Coldcardのビットコインウォレットを狙った一連の流出で、第3次被害分の約45%に当たる97.09BTCがすでに移動したことが分かった。攻撃者はCoinJoinやクロスチェーン取引を通じて資金の追跡を逃れようとしている可能性があり、被害総額は従来の推計を上回る1806BTC規模に拡大している。

Decryptが7日(現地時間)、Galaxy Researchの分析として報じた。それによると、第3次流出分のうち97.09BTCの移動が確認された。流出当時の相場では約780万ドル、約11億7000万円に相当する。

直近の動きでは、流出したビットコインの追跡を難しくする手口が確認された。Galaxy Researchによると、攻撃者は7日にCoinJoinを実行し、2日にはTHORChainを使って盗んだビットコインをEthereumに交換したという。

同社は、攻撃者が流出した暗号資産を継続的に移動させながら、資金洗浄を進めているとみている。

資金移動のパターンも判明した。Galaxy Researchの追跡では、攻撃者は残高の大きいウォレットから順に、より残高の小さいウォレットへ資金を移している。

すでに残高上位1~11位のウォレットにあった資金は移動済みだという。一方、次の10ウォレットには計30.81BTCが残っており、61~293位の少額保有ウォレットにも33.77BTCが分散していることが確認された。

被害がさらに広がる可能性も浮上している。Galaxy Researchは追跡の過程で、58アドレスからなる未確認の保管ウォレット群を新たに特定し、Coldcard被害者との関連性が高いと判断した。

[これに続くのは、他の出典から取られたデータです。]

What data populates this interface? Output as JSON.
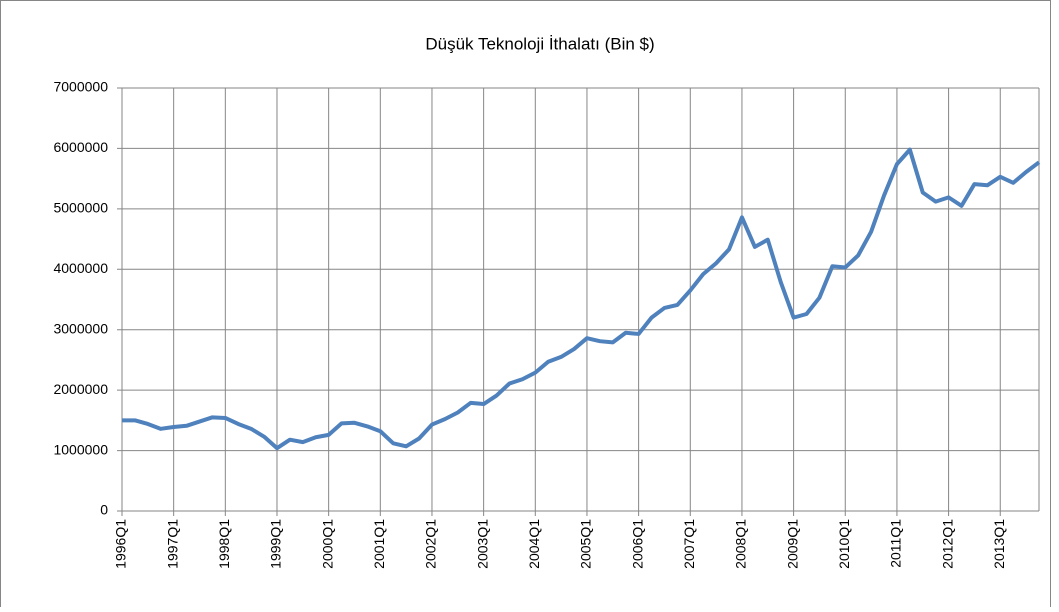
{
  "chart_data": {
    "type": "line",
    "title": "Düşük Teknoloji İthalatı (Bin $)",
    "categories": [
      "1996Q1",
      null,
      null,
      null,
      "1997Q1",
      null,
      null,
      null,
      "1998Q1",
      null,
      null,
      null,
      "1999Q1",
      null,
      null,
      null,
      "2000Q1",
      null,
      null,
      null,
      "2001Q1",
      null,
      null,
      null,
      "2002Q1",
      null,
      null,
      null,
      "2003Q1",
      null,
      null,
      null,
      "2004Q1",
      null,
      null,
      null,
      "2005Q1",
      null,
      null,
      null,
      "2006Q1",
      null,
      null,
      null,
      "2007Q1",
      null,
      null,
      null,
      "2008Q1",
      null,
      null,
      null,
      "2009Q1",
      null,
      null,
      null,
      "2010Q1",
      null,
      null,
      null,
      "2011Q1",
      null,
      null,
      null,
      "2012Q1",
      null,
      null,
      null,
      "2013Q1",
      null,
      null,
      null
    ],
    "values": [
      1500000,
      1500000,
      1440000,
      1360000,
      1390000,
      1410000,
      1480000,
      1550000,
      1540000,
      1440000,
      1360000,
      1230000,
      1040000,
      1180000,
      1140000,
      1220000,
      1260000,
      1450000,
      1460000,
      1400000,
      1320000,
      1120000,
      1070000,
      1200000,
      1430000,
      1520000,
      1630000,
      1790000,
      1770000,
      1910000,
      2110000,
      2180000,
      2290000,
      2470000,
      2550000,
      2680000,
      2860000,
      2810000,
      2790000,
      2950000,
      2930000,
      3200000,
      3360000,
      3410000,
      3650000,
      3920000,
      4100000,
      4330000,
      4860000,
      4370000,
      4490000,
      3790000,
      3200000,
      3260000,
      3530000,
      4050000,
      4030000,
      4230000,
      4620000,
      5220000,
      5740000,
      5980000,
      5270000,
      5120000,
      5190000,
      5050000,
      5410000,
      5390000,
      5530000,
      5430000,
      5610000,
      5770000
    ],
    "color": "#4f81bd",
    "ylim": [
      0,
      7000000
    ],
    "yticks": [
      0,
      1000000,
      2000000,
      3000000,
      4000000,
      5000000,
      6000000,
      7000000
    ],
    "grid": true
  }
}
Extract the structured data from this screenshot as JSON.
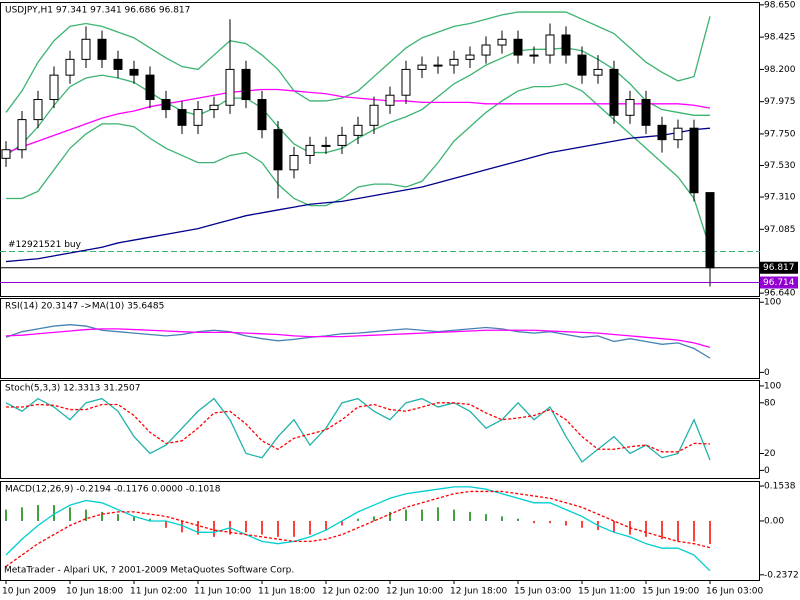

この58アドレスを被害に含めると、今回のColdcard攻撃による流出量は計1806BTCに達する。現行レートでは約1億4390万ドル、約215億8500万円に相当する。

もっとも、流出したビットコインのすべてが外部に持ち出されたわけではない。Galaxy Researchは、全体の被害規模を基準にすると、約82%の資金が依然として攻撃者の既存アドレスに残っていると分析している。

また、すでに動いた資金の相当部分については、単なるウォレット間の移し替えではなく、資金洗浄を目的とした移動だった可能性が高いとみている。今後、残るビットコインに追加の移動があれば、実際の被害規模や洗浄ルートの全体像がさらに明らかになる見通しだ。

一連の流出は7月30日に始まった。原因として指摘されているのは、Coldcardの製造元であるCoinkiteが2021年に配布したファームウェアの欠陥だ。

この欠陥は、Coldcardがウォレットのシードフレーズを生成する際に使う乱数の強度を弱めたとされる。攻撃者はこの脆弱性を悪用し、個人のシードフレーズを総当たりで推測することで、実機に触れずに単一署名アドレスに保管されていたビットコインを奪えたという。

被害は発生後に急拡大した。Galaxy Researchは8月中旬時点で、190人の被害者と8600超のアドレスから約1779BTCが流出したと特定している。

今回新たに関連付けられた58アドレスを含めると、総流出量は1806BTC規模に膨らむ。追加の攻撃があった可能性も指摘されているが、Galaxy Researchは第4次流出の発生は確認できていないとしている。

今後の焦点は、既存アドレスに残る資金が追加で動くかどうかだ。相当量のビットコインがなお残存しているうえ、新たな被害アドレス群も見つかっており、被害の全容解明にはなお時間を要する可能性がある。